With 19 members in the Lok Sabha, Banerjee’s party has been a stumbling block for the UPA coalition for months and political analysts are of the view that the government needs to seriously start thinking about replacing her in the coalition.

Retail reforms

But they opine that government must not hesitate in pushing some reforms such as permitting FDI in multi-brand retail, which  requires only an executive decision. Last week, Assam Chief Minister Tarun Gogoi also spoke in favour of bringing foreign investment in multi-brand retail.

He even suggested that states can be given a final say on permitting FDI in retail to enter their territory. That way, states that are keen can implement retail reform, others will eventually be compelled to follow suit.

“The government needs to take some bold steps now, which offer tangible gains immediately and end uncertainties on the policy front,” said Foundation for Public Economics and Policy Research Director Mahesh C Purohit.

He also remained unconvinced that the government’s latest move would revive economic growth as little was done to change conditions on the ground that have slowed development, such as land acquisition and environmental clearances.
“The roadblocks to reforms will be many, but it depends on the government how it chooses a safer path,” he said.

The current roadblock, of course, is from UPA’s own ministers.
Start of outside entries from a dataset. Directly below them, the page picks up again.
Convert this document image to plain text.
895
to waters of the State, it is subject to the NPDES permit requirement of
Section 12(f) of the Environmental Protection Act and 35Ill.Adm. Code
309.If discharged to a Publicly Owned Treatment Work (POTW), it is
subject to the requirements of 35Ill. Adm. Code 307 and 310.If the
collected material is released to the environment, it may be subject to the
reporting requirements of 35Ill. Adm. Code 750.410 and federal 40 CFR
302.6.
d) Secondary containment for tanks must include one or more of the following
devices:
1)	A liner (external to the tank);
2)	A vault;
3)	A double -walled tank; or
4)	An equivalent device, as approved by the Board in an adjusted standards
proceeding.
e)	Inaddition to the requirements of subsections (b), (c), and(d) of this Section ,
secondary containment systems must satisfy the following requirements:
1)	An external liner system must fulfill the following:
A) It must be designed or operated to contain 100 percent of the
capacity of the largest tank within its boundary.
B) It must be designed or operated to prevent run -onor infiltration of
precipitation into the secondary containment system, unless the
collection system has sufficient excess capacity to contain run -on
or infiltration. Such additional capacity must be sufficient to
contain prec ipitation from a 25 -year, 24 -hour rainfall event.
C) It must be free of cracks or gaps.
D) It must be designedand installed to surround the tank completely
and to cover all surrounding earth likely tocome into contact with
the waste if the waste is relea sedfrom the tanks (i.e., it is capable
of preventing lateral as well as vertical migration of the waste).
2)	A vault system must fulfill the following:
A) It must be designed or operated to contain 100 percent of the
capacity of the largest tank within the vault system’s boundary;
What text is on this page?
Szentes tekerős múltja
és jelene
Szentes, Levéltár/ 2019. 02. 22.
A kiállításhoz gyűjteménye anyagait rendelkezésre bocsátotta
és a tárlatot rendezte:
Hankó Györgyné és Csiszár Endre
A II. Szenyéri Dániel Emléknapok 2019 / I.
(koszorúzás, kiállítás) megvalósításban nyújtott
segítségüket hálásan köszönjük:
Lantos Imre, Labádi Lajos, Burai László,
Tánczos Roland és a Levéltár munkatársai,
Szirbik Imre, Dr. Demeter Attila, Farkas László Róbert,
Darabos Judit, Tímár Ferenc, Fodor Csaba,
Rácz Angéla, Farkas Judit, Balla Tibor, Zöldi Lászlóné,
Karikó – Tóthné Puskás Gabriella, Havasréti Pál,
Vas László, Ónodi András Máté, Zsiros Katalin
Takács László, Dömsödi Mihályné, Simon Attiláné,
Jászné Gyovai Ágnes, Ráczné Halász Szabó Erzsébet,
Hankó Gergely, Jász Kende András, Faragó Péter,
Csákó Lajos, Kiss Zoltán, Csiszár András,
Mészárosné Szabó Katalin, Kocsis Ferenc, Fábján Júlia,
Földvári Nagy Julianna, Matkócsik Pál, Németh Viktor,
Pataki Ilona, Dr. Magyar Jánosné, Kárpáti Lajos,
Most key infrastructure ministries are at loggerheads with each other.

Experts say a greater cohesion is needed in the government to come out of this.
Prime Minister Manmohan Singh has raised concern over the lack of coordination between the ministries during the last meeting to take stock of infrastructure projects, but it remains to be seen how far these ministries succeed in getting things done.

The latest to show his anguished over delay in key reforms is Securities and Exchange Board of India Chairman U K Sinha, who said it has been for “years and years” now that some of the reforms are pending. He said if India wanted to go back to the 2008-09 growth path, reforms such as FDI in multi-brand retail, pension reforms and insurance reforms are urgently needed.